L’immense mouvement de l’industrie normande contribue à ce résultat. La concurrence des activités qui se heurtent à Rouen, au Havre, à Elbeuf, à Louviers, etc., enfante inévitablement des procès ; cependant c’est en basse Normandie qu’on trouve le plus d’ardeur chicanière. C’est là que certains cultivateurs possèdent, aussi bien qu’un premier clerc d’avoué, et beaucoup mieux qu’un avocat, le vocabulaire baroque de la procédure. Ils rédigeraient au besoin une assignation à comparaître d’hui à huitaine franche, une sommation à produire des défenses, des conclusions motivées, une réquisition d’audience, des qualités de jugement, ou la copie de la grosse dûment exécutoire, signée, scellée et collationnée, d’un jugement enregistré rendu contradictoirement entre les parties.

 

La basse Normandie est plus agricole que manufacturière. Elle s’occupe de défrichements, d’assolements, de cultures, de pépinières, de turneps, de rutabagas, de topinambours, de vaches laitières, de moutons, de chevaux, d’engrais, d’instruments aratoires, de pétitions contre l’introduction des blés étrangers, et surtout de pommes et de cidre. L’année sera-t-elle pommeuse ? les fleurs du pommier sont-elles nouées ? Les surets (5) sont-ils à greffer ? Y a-t-il beaucoup de quêtines ? (6) Est-il temps de raîcher ? (7) Voilà des problèmes importants pour une grande partie de la population. Le bas Normand est encore attaché à la glèbe. Son plus vif désir, le rêve de sa vie, sa passion est d’avoir de la terre ; il vendrait ses chemises pour acheter du bien, et se passerait de pain pour acquérir la possibilité de semer du blé.

 

Chaque année partent du Bocage des moissonneurs qui vont servir d’auxiliaires à ceux de Brie et de Picardie, des brocanteurs, des fondeurs, des chaudronniers, des paveurs, des peigneurs de filasse, des sassiers, des marchands de vans et de cribles, des colporteurs d’images et de livres à l’usage des campagnes, tels que le parfait Bouvier, le parfait Maréchal, le petit Paroissien et les Quatre fils d’Aymon. A l’époque où la végétation est suspendue, environ douze cents taupiers quittent leur quartier général, les cantons de Trun et de Baliboeuf (Orne), et, avec l’aide d’apprentis qu’ils ont engagés pour trois ans, ils opèrent de terribles ravages dans la race des plantigrades.
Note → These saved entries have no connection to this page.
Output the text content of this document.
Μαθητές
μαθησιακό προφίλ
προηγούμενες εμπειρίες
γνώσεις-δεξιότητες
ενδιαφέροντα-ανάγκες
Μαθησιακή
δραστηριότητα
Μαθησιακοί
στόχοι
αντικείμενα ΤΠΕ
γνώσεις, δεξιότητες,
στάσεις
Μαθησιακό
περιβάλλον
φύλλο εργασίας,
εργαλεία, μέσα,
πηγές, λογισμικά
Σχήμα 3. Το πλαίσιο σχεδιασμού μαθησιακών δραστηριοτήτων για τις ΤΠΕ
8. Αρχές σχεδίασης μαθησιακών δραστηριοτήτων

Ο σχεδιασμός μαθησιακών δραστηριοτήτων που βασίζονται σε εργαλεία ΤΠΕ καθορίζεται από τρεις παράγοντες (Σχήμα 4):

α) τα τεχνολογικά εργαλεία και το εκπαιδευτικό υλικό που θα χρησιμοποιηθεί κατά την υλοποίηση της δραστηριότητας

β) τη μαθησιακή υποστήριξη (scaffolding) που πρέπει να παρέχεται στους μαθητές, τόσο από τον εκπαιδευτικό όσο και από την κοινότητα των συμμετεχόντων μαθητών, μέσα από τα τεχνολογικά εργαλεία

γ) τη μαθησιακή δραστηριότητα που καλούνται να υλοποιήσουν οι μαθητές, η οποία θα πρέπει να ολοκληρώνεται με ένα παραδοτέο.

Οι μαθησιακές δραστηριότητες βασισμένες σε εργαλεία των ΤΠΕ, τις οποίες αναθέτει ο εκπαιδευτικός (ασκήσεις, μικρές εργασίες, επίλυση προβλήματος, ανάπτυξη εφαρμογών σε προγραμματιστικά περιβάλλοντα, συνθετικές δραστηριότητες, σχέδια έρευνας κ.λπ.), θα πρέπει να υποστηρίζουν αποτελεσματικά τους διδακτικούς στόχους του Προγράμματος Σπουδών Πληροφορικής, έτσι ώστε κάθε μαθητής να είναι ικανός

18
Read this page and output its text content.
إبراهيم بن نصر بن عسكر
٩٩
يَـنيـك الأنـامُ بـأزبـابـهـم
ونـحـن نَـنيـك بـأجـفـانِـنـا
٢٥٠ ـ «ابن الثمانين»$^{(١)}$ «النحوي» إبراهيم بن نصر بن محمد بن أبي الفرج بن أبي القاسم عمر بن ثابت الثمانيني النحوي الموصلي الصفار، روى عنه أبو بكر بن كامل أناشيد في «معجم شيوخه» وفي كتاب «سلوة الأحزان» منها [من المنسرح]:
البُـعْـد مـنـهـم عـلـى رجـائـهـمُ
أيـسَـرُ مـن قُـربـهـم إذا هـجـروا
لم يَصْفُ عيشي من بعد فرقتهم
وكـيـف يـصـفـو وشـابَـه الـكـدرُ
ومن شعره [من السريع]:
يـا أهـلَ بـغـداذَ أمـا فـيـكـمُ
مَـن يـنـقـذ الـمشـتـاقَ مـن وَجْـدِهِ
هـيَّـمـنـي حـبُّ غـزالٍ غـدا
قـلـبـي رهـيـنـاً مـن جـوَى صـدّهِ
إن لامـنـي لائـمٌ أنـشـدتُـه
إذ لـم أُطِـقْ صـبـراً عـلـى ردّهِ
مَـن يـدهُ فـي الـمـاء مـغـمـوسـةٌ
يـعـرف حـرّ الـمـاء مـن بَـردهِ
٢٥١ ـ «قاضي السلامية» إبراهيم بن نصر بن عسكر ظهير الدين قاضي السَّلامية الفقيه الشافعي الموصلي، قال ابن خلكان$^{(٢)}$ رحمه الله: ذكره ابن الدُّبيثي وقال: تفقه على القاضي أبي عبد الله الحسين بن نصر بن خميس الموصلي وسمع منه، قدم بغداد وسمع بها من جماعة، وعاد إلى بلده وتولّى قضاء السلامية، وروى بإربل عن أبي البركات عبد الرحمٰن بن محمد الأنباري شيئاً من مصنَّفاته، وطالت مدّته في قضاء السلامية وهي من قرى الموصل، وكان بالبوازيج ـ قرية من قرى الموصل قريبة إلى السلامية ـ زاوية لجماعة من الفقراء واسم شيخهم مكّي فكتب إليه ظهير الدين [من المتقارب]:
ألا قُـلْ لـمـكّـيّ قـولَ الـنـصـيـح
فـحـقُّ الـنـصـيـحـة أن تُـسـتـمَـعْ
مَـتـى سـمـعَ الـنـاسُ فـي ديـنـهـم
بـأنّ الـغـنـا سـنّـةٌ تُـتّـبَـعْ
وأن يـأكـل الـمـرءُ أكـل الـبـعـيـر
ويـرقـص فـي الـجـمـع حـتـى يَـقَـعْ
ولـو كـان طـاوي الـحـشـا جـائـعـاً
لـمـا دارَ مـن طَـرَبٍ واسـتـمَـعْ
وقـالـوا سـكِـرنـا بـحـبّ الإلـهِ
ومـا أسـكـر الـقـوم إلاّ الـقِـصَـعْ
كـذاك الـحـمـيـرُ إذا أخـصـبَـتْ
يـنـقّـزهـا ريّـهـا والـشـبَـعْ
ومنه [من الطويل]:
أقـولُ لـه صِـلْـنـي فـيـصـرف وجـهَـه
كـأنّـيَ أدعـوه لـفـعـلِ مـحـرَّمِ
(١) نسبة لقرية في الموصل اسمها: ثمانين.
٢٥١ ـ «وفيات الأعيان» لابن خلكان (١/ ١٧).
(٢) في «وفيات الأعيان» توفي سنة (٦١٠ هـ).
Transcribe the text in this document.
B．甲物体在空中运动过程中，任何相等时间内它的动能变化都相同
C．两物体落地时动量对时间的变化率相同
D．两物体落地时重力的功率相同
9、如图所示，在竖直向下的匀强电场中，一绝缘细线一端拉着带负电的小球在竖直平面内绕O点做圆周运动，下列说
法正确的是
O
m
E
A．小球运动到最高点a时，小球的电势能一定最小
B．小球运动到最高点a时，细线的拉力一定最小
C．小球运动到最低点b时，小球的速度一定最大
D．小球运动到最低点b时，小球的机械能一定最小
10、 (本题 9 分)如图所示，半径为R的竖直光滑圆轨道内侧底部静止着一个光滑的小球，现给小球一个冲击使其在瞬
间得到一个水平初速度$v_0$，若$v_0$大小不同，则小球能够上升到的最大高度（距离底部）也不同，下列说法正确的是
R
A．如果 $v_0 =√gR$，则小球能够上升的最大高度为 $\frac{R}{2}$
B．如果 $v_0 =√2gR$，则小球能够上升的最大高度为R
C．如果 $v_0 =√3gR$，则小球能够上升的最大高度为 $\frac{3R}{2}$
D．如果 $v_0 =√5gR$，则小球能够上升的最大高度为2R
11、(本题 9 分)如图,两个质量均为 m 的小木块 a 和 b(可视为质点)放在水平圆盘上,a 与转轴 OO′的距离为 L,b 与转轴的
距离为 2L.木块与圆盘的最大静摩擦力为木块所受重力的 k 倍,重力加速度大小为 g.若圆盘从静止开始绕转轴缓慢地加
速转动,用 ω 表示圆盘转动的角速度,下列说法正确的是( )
Tous ces émigrants, à la fin de la campagne, s’empressent de rentrer dans leurs foyers, écornent à peine, pour leur subsistance journalière, ce qu’ils ont gagné dans leur tournée, et achètent un verger, un dellage, une masure (7). Quand leurs ressources sont suffisantes, ils fieffent un fonds de terre, c’est-à-dire qu’ils s’engagent à en payer le prix par portions annuelles, avec les intérêts. Après une existence de privations et de misère, ils arrivent à posséder douze cents livres de revenu immobilier. Ils n’ont point connu le luxe, ils n’ont point joui des avantages attachés à la propriété, mais ils sont propriétaires : c’était tout ce qu’ils ambitionnaient. Ils logent dans une maison à eux, ils cultivent un terrain à eux, ils boivent le cidre qu’ils ont récolté, ils s’asseyent à l’ombre de leurs pommiers, et se condamnent avec joie à manger toute leur vie du pain noir.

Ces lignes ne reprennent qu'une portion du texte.